According to Whelan, train driving is different to many jobs where skills are awarded for a specific activity: “I see us, bakers and certain other skill sets as crafts. In this day and age, there are no safety nets any more.”

Train driving is perhaps one safety net - an occupation with a low turnover and a job for life if ever there was one, even if newer recruits are starting later into their 30s. How did Whelan get to where he is today?

“I left school and went into banking, then travelled around Europe with friends, ran out of money and then came back.”

Upon his return in the early 1980s, there were accounts clerks jobs going at Willesden depot on British Rail.

“It’s one of those typical BR jokes. I turned up to the interview with a friend of mine. The interviewer asked ‘why do you want to be a guard?’ and I said ‘I don’t’. He said ‘we’ll put you on a guard’s course and transfer you to a clerical grade in a couple of weeks’. The rest is history.”

How has the job of a driver changed in the 30 years since?

Whelan avoids the heavy politics of nationalisation versus privatisation, but notes: “Salaries have increased. People underestimated the amount of resources they would need at privatisation.”

The reality was that the industry was desperate for the flexibility to run many new services. Whelan recalls: “When I was a driver at Stonebridge Park, it was a mixed traction depot. If you had the skills, one day you could be driving a freight train, the next day covering an InterCity from Euston, the next day a Class 2 Richmond-Woolwich or Euston-Watford. If they were short of someone at Rugby, you’d pick up a train at Rugby and take it back to London.”

Once the industry was split up into many constituent parts, he recalls: “You were trapped wherever you were. I was trapped in Railfreight Distribution, which was going to be the Channel Tunnel company - and the Channel Tunnel company wasn’t even open. We were sitting there with very little to do, watching the trains we used to run stand idle because we didn’t have enough people to do it.

“That then drove the companies to go on a massive recruitment drive. We got heavily involved in recruitment and retention. When people talk about our salaries - no one gave us anything.

“I love this idea that ‘your salaries have doubled’. Well, yes, but productivity has more than doubled. The shape of the new railways needed different things. We sold things to
get it.

“On certain issues we did quite well, but on other issues we’re fighting a rearguard battle to get some of those things back.”

Twenty years on, many train companies remain vastly reliant on voluntary overtime.

“Our policies want all work included within the roster, agreed and contracted for. We don’t want this little gap when there’s a shortfall all the time, which leads to the occasional industrial or other issue.”

Rest day working should not be encouraged either: “What we never want to go back to is the period of time when people had to work to live and work every single day. People were allowed to work 28 days on the trot or more. It was only after the Clapham Junction disaster that people had to have one day in 14 off.

“What we sought to do was ensure people were remunerated enough that they didn’t have to work all the time. So we have a policy that we ensure companies are training.

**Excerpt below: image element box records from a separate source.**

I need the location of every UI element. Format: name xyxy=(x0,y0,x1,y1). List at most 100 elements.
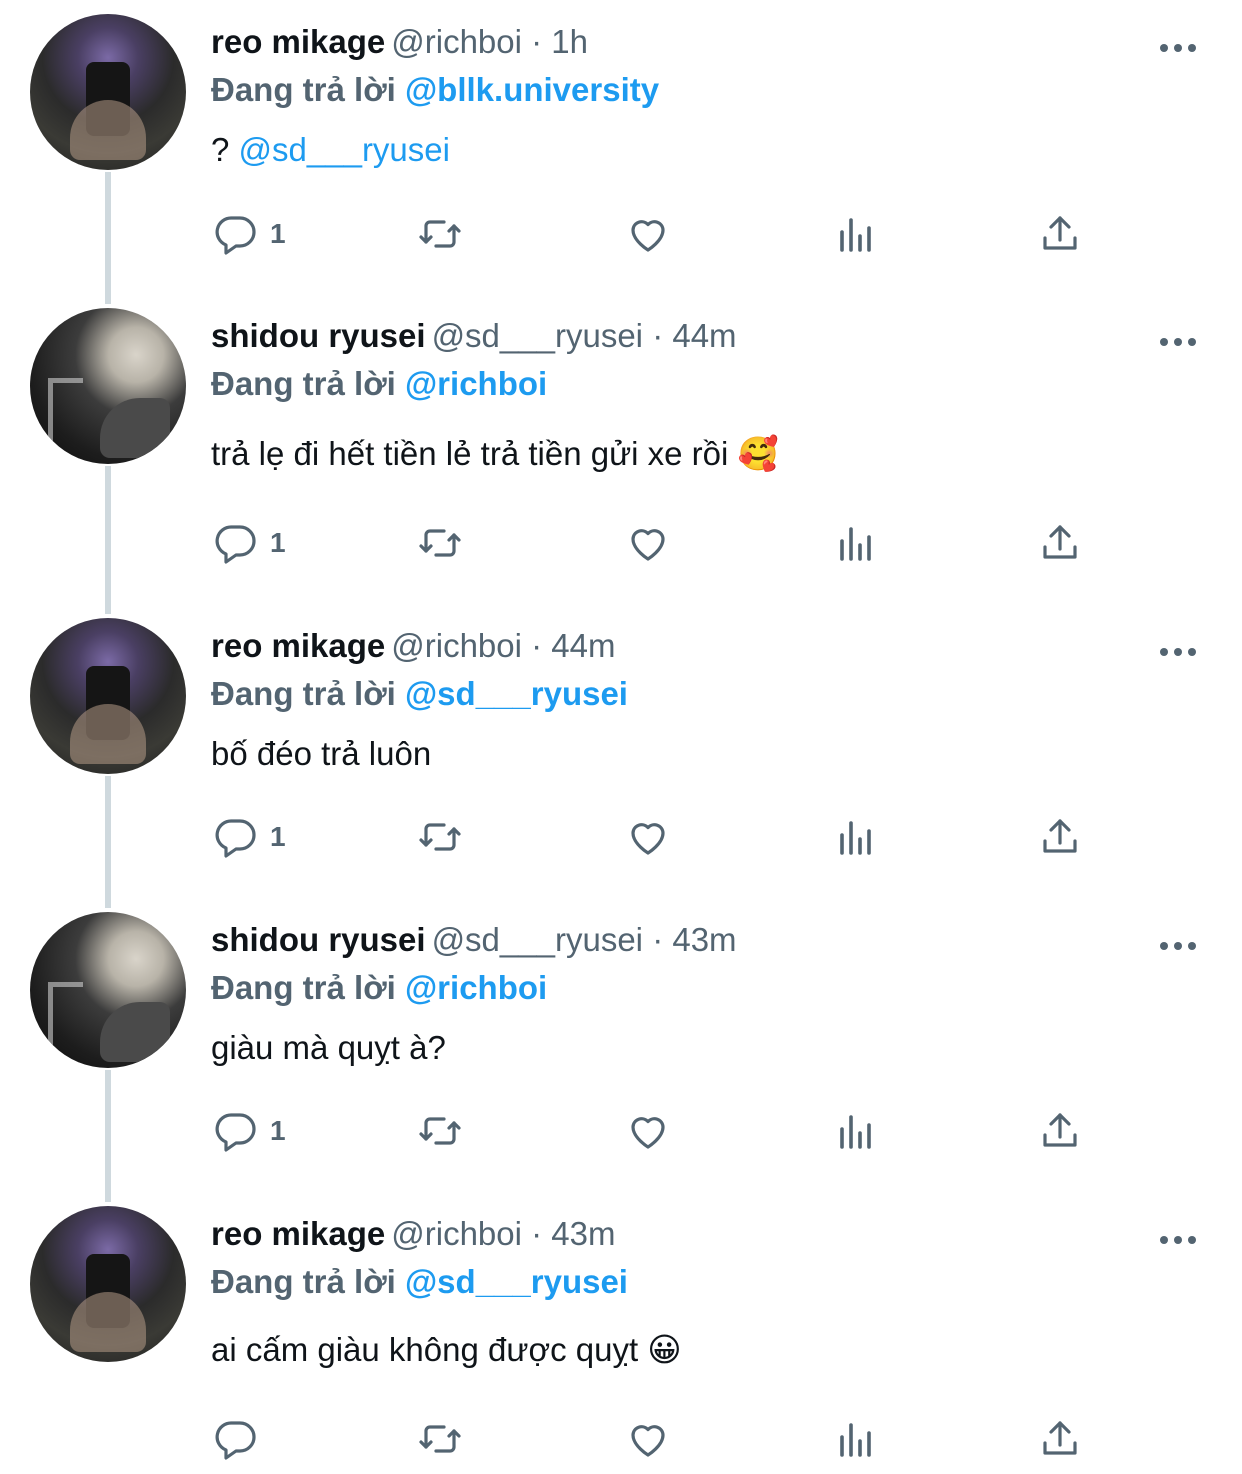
timestamp[interactable]: · 43m xyxy=(652,921,736,958)
retweet-button[interactable] xyxy=(416,1106,464,1156)
tweet-header: reo mikage @richboi · 43m xyxy=(211,1214,616,1254)
share-button[interactable] xyxy=(1036,812,1084,862)
tweet-actions xyxy=(0,1414,1242,1464)
like-button[interactable] xyxy=(624,1106,672,1156)
replying-to-label: Đang trả lời xyxy=(211,969,396,1006)
handle[interactable]: @richboi xyxy=(391,627,522,664)
handle[interactable]: @sd___ryusei xyxy=(432,317,643,354)
reply-button[interactable]: 1 xyxy=(212,209,286,259)
replying-to: Đang trả lời @richboi xyxy=(211,968,547,1008)
display-name[interactable]: reo mikage xyxy=(211,23,385,60)
reply-count: 1 xyxy=(270,527,286,558)
display-name[interactable]: shidou ryusei xyxy=(211,921,426,958)
reply-button[interactable]: 1 xyxy=(212,518,286,568)
timestamp[interactable]: · 44m xyxy=(652,317,736,354)
handle[interactable]: @richboi xyxy=(391,1215,522,1252)
heart-icon xyxy=(631,823,665,855)
avatar[interactable] xyxy=(30,308,186,464)
tweet[interactable]: shidou ryusei @sd___ryusei · 44m Đang trả… xyxy=(0,308,1242,578)
share-button[interactable] xyxy=(1036,209,1084,259)
avatar[interactable] xyxy=(30,912,186,1068)
replying-to-label: Đang trả lời xyxy=(211,675,396,712)
timestamp[interactable]: · 44m xyxy=(531,627,615,664)
display-name[interactable]: shidou ryusei xyxy=(211,317,426,354)
avatar[interactable] xyxy=(30,618,186,774)
tweet-text: ai cấm giàu không được quỵt 😀 xyxy=(211,1331,682,1368)
tweet[interactable]: reo mikage @richboi · 43m Đang trả lời @s… xyxy=(0,1206,1242,1474)
avatar[interactable] xyxy=(30,1206,186,1362)
views-icon xyxy=(840,1423,871,1457)
handle[interactable]: @richboi xyxy=(391,23,522,60)
tweet[interactable]: reo mikage @richboi · 1h Đang trả lời @bl… xyxy=(0,14,1242,274)
reply-mention-link[interactable]: @sd___ryusei xyxy=(405,675,628,712)
more-icon[interactable] xyxy=(1160,642,1200,662)
reply-button[interactable] xyxy=(212,1414,270,1464)
replying-to: Đang trả lời @sd___ryusei xyxy=(211,674,628,714)
reply-button[interactable]: 1 xyxy=(212,1106,286,1156)
tweet-actions: 1 xyxy=(0,812,1242,862)
reply-icon xyxy=(215,819,256,858)
retweet-button[interactable] xyxy=(416,812,464,862)
tweet-actions: 1 xyxy=(0,1106,1242,1156)
heart-icon xyxy=(631,529,665,561)
tweet-text: bố đéo trả luôn xyxy=(211,735,432,772)
share-icon xyxy=(1043,1421,1077,1455)
share-icon xyxy=(1043,1113,1077,1147)
like-button[interactable] xyxy=(624,209,672,259)
heart-icon xyxy=(631,1117,665,1149)
views-button[interactable] xyxy=(832,1106,880,1156)
replying-to: Đang trả lời @sd___ryusei xyxy=(211,1262,628,1302)
heart-icon xyxy=(631,220,665,252)
tweet[interactable]: reo mikage @richboi · 44m Đang trả lời @s… xyxy=(0,618,1242,878)
views-icon xyxy=(840,527,871,561)
replying-to-label: Đang trả lời xyxy=(211,71,396,108)
replying-to-label: Đang trả lời xyxy=(211,365,396,402)
like-button[interactable] xyxy=(624,518,672,568)
reply-icon xyxy=(215,525,256,564)
tweet[interactable]: shidou ryusei @sd___ryusei · 43m Đang trả… xyxy=(0,912,1242,1172)
views-button[interactable] xyxy=(832,518,880,568)
more-icon[interactable] xyxy=(1160,38,1200,58)
share-icon xyxy=(1043,525,1077,559)
tweet-header: reo mikage @richboi · 44m xyxy=(211,626,616,666)
reply-mention-link[interactable]: @bllk.university xyxy=(405,71,659,108)
reply-count: 1 xyxy=(270,218,286,249)
share-button[interactable] xyxy=(1036,518,1084,568)
reply-mention-link[interactable]: @richboi xyxy=(405,365,547,402)
reply-mention-link[interactable]: @richboi xyxy=(405,969,547,1006)
views-button[interactable] xyxy=(832,1414,880,1464)
display-name[interactable]: reo mikage xyxy=(211,627,385,664)
share-button[interactable] xyxy=(1036,1414,1084,1464)
heart-icon xyxy=(631,1425,665,1457)
views-button[interactable] xyxy=(832,812,880,862)
like-button[interactable] xyxy=(624,1414,672,1464)
tweet-header: shidou ryusei @sd___ryusei · 43m xyxy=(211,920,737,960)
tweet-mention-link[interactable]: @sd___ryusei xyxy=(239,131,450,168)
reply-count: 1 xyxy=(270,1115,286,1146)
retweet-button[interactable] xyxy=(416,518,464,568)
like-button[interactable] xyxy=(624,812,672,862)
reply-count: 1 xyxy=(270,821,286,852)
reply-button[interactable]: 1 xyxy=(212,812,286,862)
share-button[interactable] xyxy=(1036,1106,1084,1156)
avatar[interactable] xyxy=(30,14,186,170)
more-icon[interactable] xyxy=(1160,936,1200,956)
more-icon[interactable] xyxy=(1160,1230,1200,1250)
retweet-icon xyxy=(419,1425,461,1453)
reply-mention-link[interactable]: @sd___ryusei xyxy=(405,1263,628,1300)
retweet-button[interactable] xyxy=(416,1414,464,1464)
handle[interactable]: @sd___ryusei xyxy=(432,921,643,958)
reply-icon xyxy=(215,1113,256,1152)
tweet-text: ? @sd___ryusei xyxy=(211,130,450,170)
replying-to: Đang trả lời @bllk.university xyxy=(211,70,659,110)
tweet-header: reo mikage @richboi · 1h xyxy=(211,22,588,62)
replying-to-label: Đang trả lời xyxy=(211,1263,396,1300)
timestamp[interactable]: · 43m xyxy=(531,1215,615,1252)
retweet-button[interactable] xyxy=(416,209,464,259)
retweet-icon xyxy=(419,529,461,557)
tweet-header: shidou ryusei @sd___ryusei · 44m xyxy=(211,316,737,356)
views-button[interactable] xyxy=(832,209,880,259)
display-name[interactable]: reo mikage xyxy=(211,1215,385,1252)
more-icon[interactable] xyxy=(1160,332,1200,352)
timestamp[interactable]: · 1h xyxy=(531,23,588,60)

Our members only work rest days when companies are recruiting, to facilitate flexibility for recruitment and training to take place, or if there is major infrastructure works. Because you wouldn’t recruit people to lay people off, or if there is a major railway issue when it’s all hands to the pump.

Such policies have helped ASLEF grow its membership base. But in a perfect world, surely there’d be no need for trade unions?

“The Confederation of British Industry recognises that organisations that have trade unions are far more productive than those that don’t. Having structures in place that allow you to deal on behalf of people on pay, and deal with grievances in an effective manner, and deliver what changes you need organisationally. And 95% of the time we are operating in concert with people.

“We don’t get identified for the good work that we do. People don’t often look at the reasons that things happen. When was the last time we went on strike?”

“Errr, last year?” I query.

“I think that was the RMT. Why would you be fearful of people? Political parties are like trade unions. Just a different sort.”